Les pères de l'Église ont souvent dit que la tristesse est l'un des pires péchés, surtout pendant le jeûne. Quand l'estomac gargouille et que l'âme est en détresse, il est facile de sombrer dans la mélancolie. C'est là que l'humour devient un ancre salvatrice. Les moines savaient : si on ne rit pas de ses faiblesses, elles commencent à vous contrôler. C'est pourquoi dans les monastères, il y avait toujours des « blagues culinaires » — des histoires sur la façon dont le frère Ivan a confondu le sel et le sucre, comment le père Nicodème a essayé de cuire un gâteau de jeûne et comment il en est sorti quelque chose de peu appétissant, et comment l'abbé, en goûtant le repas de jeûne, a dit : «C'est bon, mais j'ai encore faim ».
Bien sûr, ce n'était pas pour rire. C'était un rire bon, indulgent, sur sa propre faiblesse. Et c'est ce genre d'humour que nous rassemblons aujourd'hui.
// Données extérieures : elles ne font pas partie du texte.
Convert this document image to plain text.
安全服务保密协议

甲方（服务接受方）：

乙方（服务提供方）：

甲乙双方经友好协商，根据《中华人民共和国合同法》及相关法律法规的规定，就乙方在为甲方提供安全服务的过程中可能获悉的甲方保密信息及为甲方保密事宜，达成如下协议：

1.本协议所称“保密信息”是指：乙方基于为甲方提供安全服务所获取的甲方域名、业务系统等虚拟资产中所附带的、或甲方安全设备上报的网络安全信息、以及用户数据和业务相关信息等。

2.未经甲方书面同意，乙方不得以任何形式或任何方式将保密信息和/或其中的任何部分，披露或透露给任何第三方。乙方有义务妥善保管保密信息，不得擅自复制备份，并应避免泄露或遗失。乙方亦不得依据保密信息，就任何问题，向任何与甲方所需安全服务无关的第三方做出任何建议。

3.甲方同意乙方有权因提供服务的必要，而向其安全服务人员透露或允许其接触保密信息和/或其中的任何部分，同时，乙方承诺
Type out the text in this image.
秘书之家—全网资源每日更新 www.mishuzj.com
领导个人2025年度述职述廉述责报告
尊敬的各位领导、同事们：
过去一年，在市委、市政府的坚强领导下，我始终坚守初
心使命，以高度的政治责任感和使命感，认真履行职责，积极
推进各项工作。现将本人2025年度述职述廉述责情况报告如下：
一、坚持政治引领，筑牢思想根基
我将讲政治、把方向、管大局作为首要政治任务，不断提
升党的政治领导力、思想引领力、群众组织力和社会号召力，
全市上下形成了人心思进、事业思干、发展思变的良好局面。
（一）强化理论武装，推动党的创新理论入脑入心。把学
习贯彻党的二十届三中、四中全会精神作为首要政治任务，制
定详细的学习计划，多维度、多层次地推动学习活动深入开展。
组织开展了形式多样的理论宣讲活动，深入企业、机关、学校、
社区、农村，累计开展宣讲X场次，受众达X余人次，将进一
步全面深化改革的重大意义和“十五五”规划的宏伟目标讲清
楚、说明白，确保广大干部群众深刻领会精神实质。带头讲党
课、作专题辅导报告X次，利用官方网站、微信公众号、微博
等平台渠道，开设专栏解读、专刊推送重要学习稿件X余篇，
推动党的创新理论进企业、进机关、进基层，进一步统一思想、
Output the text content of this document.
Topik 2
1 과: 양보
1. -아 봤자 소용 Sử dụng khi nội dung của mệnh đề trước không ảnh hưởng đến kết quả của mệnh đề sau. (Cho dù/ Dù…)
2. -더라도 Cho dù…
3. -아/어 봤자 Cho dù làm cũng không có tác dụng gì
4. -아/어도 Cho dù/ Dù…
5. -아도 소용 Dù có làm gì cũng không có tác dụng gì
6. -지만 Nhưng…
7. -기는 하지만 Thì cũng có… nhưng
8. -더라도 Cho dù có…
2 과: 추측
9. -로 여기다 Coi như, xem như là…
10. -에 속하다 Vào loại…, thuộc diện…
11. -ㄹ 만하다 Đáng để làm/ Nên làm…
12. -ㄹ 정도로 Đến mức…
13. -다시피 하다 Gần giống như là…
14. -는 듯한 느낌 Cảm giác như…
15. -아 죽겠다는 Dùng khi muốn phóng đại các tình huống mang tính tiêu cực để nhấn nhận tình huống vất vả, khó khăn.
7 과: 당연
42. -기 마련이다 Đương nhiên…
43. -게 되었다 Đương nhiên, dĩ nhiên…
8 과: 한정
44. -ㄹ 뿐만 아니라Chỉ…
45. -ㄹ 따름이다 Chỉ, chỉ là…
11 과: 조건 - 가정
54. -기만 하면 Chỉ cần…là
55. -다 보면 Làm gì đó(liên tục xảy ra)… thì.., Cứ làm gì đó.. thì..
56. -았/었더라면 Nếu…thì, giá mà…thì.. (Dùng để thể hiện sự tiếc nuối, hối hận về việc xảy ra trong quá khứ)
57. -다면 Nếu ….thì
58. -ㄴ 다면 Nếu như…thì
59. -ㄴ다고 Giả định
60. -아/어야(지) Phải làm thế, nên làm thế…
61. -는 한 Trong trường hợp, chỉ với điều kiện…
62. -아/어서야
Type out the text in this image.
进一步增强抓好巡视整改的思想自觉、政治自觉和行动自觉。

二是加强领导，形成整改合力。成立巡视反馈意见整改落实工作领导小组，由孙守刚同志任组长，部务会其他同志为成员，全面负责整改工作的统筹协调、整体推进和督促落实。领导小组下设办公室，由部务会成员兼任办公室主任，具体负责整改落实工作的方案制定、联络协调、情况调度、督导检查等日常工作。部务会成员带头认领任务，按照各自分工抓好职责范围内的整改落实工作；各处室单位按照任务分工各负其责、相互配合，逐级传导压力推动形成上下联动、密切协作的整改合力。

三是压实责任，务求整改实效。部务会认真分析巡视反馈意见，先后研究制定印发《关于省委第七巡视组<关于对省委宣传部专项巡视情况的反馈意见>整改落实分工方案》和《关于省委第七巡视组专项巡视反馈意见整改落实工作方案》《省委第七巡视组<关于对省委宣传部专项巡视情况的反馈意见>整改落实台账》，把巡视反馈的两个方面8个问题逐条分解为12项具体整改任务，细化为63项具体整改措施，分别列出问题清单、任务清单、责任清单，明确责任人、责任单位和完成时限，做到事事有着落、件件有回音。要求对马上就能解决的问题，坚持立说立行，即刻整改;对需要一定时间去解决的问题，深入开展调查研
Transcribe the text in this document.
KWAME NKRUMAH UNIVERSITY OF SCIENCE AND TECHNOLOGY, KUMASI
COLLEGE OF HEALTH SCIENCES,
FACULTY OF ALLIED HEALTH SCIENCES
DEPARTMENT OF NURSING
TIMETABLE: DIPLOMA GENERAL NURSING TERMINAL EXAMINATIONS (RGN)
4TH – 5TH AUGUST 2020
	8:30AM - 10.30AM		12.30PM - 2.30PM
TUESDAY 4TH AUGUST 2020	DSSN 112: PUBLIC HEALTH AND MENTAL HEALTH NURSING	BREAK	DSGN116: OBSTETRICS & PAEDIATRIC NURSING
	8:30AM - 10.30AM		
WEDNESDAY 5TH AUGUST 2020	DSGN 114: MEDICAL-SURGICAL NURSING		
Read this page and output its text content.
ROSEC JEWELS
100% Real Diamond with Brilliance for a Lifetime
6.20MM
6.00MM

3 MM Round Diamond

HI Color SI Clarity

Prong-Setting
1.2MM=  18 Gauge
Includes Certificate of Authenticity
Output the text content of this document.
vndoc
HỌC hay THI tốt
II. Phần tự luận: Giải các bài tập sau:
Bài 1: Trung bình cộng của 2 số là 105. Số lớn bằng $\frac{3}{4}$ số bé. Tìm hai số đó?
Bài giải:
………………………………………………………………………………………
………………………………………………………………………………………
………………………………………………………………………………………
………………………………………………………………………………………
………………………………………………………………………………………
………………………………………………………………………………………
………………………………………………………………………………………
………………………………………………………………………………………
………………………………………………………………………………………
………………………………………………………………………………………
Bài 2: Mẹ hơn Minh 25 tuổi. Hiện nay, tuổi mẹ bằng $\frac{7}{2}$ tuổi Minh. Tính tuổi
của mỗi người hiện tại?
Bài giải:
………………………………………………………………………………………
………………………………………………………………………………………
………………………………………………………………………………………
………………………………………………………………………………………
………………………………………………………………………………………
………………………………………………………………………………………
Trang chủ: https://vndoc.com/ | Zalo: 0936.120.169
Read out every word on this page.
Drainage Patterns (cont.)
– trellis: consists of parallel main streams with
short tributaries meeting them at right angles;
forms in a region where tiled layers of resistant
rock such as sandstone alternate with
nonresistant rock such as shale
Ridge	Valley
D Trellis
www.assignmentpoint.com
Le sujet le plus populaire des blagues monastiques est, bien sûr, la nourriture. Plus précisément, ce qui la remplace pendant le jeûne. Sans viande, lait et œufs, les expériences culinaires deviennent une véritable aventure.
«Quand un jeûneur dit : «J'ai mangé une viande», il signifie une chouquette. Mais il est tout de même heureux ».
«Recette du gâteau de jeûne : prends de la farine, de l'eau, du sel, ajoute de l'espoir que cela soit bon et cuis ton ».
«Le soupe de jeûne, c'est quand des légumes flottent dans la casserole et tu essaies de deviner où se trouve la viande. Mais il n'y en a pas ».
«Un moine se plaint à l'abbé : «Père, je mange du jeûne depuis une semaine et je me sens comme ce soupe — transparent et sans goût ». L'abbé répond : «Supporte, mon fils. En tout cas, tu brilleras comme les prosphores dans l'autel ».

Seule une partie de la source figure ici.